AL : Alors, donc, est ce que tu penses que l’on verra naître d’ici peu un véritable courant d’un BD mondiale, croisant les influences, et vendue sur plusieurs continents ?
K. : Oui, c’est déjà en cours, on est vraiment pas loin d’y arriver. Il manque le Temps, pour l’instant, pour réaliser cela. Lorsque tu vois comment le comics est influencé par le manga, comment la franco belge est infuencée par le manga, comment le manga lui-même commence à être influencé par le comics ou la franco belge, c’est qu’il commence à y avoir une influence réelle, progressive (graphisme, narration, façon d’aborder l’histoire). On va vers un style hybride qui pourra puiser dans les styles et cultures des trois continents. Chaque produit à ses spécificités, notemment de format, mais il est possible de s’adapter, dans les méthodes de travail. On l’a vu avec Petit père Noël de TRONDHEIM, ou encore l’édition Comix 2000 de l’association, on a là des BD faite pour être vendues dans différents pays. Il y a de la place pour tout le monde, et c’est tant mieux, car c’est cette diversité qui a créé la richesse de la BD et son succès. Mais qui dirait non à un album de 100 pages en couleurs et signé SHIROW Masamune ? Peut être faudrait-il des éditeurs pour prendre le risque, et puis il restera toujours l’inconnue du public, avec son cortège de préjugés. Je pense que la population qui sera curieuse de découvrir et même d’achetter ce type de produits hybrides va augmenter lentement mais surement. En témoigne l’augmentation constante du public manga en France, public en augmentation car les générations ne se renouvellent pas, elle se complètent, voire, elles cohabitent. Prenez le Cartoonist à Paris, j’y ai vu des gamins de 15 ans, qui cotoyaient des adultes de 25 ans de manière totalement naturelle car ils avaient une passion commune qui était le manga. Ca c’est formidable, car il n’y en a pas beaucoup des domaines ou les adultes et les enfants communiquent sur un pied d’égalité.
AL : Il y a encore un grand pas avant d’arriver à une BD mondiale ?
K. : Ca arrive, c’est presque là. Je suis sûr que si je montre une BD comme HK, ou comme Lodoss, et que je prend un Battle chaser, je les mets côte-à-côte, je pense que le grand public n’y verra aucune différence. Le grand public est ainsi prêt pour ce style mondial, vu qu’il ne fait pas une séparation exacte, comme un affranchi en matière de BD la fera.

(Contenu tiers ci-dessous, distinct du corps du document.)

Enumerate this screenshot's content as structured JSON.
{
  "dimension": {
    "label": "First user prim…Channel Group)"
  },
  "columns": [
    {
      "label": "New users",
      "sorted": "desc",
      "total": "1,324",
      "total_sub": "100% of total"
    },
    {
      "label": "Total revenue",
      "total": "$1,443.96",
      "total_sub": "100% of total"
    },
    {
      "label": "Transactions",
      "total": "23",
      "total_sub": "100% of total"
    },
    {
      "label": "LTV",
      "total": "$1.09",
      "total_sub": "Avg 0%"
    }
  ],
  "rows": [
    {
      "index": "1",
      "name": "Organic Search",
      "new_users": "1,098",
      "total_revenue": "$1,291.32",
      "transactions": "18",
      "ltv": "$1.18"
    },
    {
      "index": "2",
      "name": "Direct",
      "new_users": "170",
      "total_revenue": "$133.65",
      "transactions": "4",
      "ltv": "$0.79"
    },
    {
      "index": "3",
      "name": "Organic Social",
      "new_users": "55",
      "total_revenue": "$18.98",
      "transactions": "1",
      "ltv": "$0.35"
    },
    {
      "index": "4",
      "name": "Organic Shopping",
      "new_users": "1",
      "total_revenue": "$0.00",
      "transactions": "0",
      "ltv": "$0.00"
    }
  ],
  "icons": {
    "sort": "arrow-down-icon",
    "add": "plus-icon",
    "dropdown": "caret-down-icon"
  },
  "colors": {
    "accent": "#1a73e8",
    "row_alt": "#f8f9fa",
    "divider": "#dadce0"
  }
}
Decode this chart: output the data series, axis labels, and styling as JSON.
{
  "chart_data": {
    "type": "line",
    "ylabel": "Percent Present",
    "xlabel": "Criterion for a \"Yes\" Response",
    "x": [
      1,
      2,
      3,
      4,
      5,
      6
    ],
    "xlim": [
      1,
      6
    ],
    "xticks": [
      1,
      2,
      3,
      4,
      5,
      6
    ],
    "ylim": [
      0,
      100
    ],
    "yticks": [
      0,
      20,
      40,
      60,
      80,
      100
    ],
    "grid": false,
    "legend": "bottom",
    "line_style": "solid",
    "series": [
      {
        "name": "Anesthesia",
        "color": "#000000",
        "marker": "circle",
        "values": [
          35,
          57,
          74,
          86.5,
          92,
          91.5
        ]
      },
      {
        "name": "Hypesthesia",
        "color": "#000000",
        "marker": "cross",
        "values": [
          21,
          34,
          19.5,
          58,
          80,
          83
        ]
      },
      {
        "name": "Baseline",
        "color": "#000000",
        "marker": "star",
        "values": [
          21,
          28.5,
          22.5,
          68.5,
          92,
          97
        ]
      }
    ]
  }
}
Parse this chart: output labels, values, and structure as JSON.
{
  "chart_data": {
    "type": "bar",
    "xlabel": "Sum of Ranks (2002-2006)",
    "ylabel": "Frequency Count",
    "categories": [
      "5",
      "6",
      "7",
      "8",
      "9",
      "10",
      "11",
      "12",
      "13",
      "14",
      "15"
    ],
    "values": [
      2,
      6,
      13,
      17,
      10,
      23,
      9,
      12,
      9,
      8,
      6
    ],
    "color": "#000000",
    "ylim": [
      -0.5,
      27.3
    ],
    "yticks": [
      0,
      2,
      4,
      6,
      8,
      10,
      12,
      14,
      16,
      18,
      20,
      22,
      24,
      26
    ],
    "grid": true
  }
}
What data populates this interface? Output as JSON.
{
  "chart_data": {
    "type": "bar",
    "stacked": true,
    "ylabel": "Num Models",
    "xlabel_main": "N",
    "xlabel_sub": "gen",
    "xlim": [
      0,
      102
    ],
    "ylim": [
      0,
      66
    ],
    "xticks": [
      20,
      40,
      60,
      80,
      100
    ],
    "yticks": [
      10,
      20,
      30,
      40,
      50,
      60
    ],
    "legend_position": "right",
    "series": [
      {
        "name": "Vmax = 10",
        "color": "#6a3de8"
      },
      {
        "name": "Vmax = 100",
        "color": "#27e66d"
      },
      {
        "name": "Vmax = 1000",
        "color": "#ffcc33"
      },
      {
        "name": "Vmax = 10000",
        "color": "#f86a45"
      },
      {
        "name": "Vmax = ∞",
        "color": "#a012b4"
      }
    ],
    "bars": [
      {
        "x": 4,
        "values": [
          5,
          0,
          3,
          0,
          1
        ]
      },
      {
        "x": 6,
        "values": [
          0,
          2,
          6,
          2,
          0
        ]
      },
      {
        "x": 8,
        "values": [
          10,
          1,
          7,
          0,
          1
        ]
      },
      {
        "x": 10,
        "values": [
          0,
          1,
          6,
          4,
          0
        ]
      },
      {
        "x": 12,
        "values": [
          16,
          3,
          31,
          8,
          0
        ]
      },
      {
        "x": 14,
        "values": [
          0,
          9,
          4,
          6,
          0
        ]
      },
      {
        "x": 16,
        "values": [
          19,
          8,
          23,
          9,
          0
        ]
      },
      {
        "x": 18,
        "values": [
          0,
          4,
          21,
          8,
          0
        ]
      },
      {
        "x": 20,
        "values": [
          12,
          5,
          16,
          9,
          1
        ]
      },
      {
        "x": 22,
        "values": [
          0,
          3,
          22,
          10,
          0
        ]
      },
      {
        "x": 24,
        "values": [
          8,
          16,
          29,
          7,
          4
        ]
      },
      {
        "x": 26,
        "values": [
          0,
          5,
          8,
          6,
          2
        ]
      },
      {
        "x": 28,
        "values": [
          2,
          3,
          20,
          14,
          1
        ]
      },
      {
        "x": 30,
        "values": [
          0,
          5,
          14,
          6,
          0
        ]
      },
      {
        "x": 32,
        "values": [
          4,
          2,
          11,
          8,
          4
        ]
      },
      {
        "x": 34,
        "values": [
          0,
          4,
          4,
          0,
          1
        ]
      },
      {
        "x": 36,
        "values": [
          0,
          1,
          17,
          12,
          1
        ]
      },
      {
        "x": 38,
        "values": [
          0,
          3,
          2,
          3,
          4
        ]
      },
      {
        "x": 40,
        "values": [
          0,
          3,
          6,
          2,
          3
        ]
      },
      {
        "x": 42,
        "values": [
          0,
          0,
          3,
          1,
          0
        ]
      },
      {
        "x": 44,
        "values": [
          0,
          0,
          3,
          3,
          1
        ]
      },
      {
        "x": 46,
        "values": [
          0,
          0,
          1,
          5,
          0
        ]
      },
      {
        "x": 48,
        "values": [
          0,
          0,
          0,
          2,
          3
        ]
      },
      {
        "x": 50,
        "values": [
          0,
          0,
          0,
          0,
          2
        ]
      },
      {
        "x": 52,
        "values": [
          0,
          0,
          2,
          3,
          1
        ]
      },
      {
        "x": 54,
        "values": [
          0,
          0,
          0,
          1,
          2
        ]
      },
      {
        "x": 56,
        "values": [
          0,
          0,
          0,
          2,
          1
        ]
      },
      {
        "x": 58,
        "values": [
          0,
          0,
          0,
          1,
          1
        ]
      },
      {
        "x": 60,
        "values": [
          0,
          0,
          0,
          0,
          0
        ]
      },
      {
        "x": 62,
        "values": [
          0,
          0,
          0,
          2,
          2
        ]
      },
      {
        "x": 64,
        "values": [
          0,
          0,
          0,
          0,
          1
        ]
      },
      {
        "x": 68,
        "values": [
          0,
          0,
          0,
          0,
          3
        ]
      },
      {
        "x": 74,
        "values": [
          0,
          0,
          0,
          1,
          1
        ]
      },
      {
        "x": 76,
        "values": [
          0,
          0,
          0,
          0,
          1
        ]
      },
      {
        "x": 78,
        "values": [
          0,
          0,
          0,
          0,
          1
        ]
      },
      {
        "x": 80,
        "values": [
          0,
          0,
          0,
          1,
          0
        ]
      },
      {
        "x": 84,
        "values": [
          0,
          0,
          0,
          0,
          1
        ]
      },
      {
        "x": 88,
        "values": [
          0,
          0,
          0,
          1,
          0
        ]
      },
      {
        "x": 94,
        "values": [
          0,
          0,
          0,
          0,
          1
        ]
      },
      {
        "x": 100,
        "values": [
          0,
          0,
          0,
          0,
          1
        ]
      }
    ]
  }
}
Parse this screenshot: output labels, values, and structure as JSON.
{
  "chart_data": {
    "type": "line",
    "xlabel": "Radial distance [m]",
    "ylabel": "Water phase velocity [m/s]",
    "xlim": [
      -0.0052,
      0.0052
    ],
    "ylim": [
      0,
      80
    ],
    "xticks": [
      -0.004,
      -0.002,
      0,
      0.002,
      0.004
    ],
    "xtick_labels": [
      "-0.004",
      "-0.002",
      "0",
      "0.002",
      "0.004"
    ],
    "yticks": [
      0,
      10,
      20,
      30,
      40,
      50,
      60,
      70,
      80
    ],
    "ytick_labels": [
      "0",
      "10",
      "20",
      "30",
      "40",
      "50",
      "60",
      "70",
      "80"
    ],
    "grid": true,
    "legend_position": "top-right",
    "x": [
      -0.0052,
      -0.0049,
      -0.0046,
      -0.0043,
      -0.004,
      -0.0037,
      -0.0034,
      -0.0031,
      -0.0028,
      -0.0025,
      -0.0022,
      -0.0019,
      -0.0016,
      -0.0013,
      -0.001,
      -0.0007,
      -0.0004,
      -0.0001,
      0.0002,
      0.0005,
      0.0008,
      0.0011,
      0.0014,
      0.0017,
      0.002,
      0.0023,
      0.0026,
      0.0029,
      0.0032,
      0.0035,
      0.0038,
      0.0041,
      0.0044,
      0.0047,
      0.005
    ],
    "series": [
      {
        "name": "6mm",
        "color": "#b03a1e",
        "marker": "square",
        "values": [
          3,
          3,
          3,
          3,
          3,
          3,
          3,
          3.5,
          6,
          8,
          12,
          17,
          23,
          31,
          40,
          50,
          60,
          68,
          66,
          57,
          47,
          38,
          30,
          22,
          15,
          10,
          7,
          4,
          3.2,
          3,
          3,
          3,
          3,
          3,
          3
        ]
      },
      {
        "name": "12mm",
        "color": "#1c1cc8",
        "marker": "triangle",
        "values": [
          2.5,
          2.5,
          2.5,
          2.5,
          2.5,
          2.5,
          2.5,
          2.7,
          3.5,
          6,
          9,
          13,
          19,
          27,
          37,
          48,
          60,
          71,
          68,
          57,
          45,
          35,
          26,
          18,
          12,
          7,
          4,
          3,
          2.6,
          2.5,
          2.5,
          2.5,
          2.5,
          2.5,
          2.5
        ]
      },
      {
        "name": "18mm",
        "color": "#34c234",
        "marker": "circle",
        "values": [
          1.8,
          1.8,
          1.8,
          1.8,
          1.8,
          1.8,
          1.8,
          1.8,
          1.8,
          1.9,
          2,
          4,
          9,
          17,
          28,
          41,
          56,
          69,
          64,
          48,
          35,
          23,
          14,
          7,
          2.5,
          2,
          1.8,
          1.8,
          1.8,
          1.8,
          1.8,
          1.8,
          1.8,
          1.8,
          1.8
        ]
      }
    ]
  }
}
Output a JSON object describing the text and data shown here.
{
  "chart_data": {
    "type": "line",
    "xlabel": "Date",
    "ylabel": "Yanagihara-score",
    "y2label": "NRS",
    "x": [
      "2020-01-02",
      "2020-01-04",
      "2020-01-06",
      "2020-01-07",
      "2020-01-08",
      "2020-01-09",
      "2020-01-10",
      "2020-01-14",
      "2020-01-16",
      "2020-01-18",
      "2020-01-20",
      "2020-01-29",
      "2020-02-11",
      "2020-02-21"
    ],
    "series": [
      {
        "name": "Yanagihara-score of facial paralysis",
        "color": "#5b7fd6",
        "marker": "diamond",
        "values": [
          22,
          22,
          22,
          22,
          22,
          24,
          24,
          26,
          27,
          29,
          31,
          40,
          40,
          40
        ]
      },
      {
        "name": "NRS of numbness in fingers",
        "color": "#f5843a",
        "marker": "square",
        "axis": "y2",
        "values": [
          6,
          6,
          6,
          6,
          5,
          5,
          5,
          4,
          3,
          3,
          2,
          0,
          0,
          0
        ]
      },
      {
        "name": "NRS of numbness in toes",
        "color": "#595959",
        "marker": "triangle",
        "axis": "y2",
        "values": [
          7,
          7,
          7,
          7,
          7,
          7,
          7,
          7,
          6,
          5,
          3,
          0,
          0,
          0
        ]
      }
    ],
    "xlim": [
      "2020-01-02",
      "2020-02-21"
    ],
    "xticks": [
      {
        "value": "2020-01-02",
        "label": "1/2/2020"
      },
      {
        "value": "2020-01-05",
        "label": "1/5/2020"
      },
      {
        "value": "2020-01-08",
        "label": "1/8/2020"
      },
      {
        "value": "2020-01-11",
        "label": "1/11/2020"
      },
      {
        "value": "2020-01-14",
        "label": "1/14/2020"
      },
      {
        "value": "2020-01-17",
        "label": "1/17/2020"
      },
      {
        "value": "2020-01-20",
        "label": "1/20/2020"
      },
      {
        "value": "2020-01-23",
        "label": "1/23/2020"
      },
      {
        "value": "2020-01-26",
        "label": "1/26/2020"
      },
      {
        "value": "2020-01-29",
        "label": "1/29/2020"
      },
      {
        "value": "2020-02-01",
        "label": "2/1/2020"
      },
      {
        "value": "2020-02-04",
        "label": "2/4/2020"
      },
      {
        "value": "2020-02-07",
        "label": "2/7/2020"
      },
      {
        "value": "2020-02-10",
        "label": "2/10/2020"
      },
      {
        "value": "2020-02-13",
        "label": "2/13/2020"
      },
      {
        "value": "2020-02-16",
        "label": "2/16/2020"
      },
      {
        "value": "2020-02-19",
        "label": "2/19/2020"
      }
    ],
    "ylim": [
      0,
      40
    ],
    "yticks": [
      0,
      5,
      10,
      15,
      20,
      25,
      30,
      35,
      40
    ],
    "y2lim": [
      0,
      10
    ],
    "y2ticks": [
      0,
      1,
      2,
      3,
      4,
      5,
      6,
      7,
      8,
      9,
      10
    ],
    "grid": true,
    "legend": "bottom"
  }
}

AL : S’il fallait, pour définir un chainon manquant, une étape intermédiaire, ne serait-ce pas ce que l’on commence à voir arriver, à savoir, les reprises de personnages mis en BD par des dessinateurs d’autres pays ?
K. : Peut-être, peut-être cela fait plus crier les gens « au sacrilège ! » parmi les lecteurs. certains n’acceptent pas qu’un auteur autre que l’original touche à leur oeuvre culte, même pour l’améliorer. Mais au niveau créatif, c’est sûr que cela intéresse beaucoup les dessinateurs de BD du monde entier. Il faut voir comment Adam WARREN a repris de façon magistrale Dirty Pair. Par exemple, moi, j’ai dessiné dernièrement les jaquettes des DVD de Tom Sawyer, j’ai repris les personnages avec un peu de ma touche. Cela donne un français, d’origine arménienne, qui consomme du manga, et qui l’a reprit dans un style hybride à la française. Et il y a des gens qui ont adoré, et d’autres qui ont détesté. On ne satisfait jamais tout le monde. Et pourtant d’une certaine manière j’ai fait du fan-art, professionnel, mais du fan-art.
AL : Et une BD dont le scénario viendrait d’une culture et le dessin d’une autre, c’est réalisable ?
K. : Bien sûr que c’est réalisable, c’est même souhaitable, cela peut donner d’excellentes choses comme un échec total. Cela reste néanmoins à espérer. MOEBIUS a déjà tenté l’expérience avec TANIGGUCHI, NIHEI a clamé haut et fort à Angoulême 2001 qu’il serait partant pour travailler avec BILAL. Je pense vraiment que notre génération a la chance de voir les choses évoluer plus rapidement que la génération précédente, les mentalités s’ouvrent de plus en plus vite. La seule chose regrétable c’est que l’on reste toujours sur le même carcan des trois pays de la BD que sont USA, France et Japon… et l’Italie, l’Argentine, le Danemark, la Russie, l’Espagne ? Le débat est ainsi plus vaste, car il faut d’abord que des ponts soient élevés entre les différentes BD, ces pays là ont eux aussi leur mot à dire. Moi je m’en moque d’où vient une BD, si elle est bonne, ça me suffit.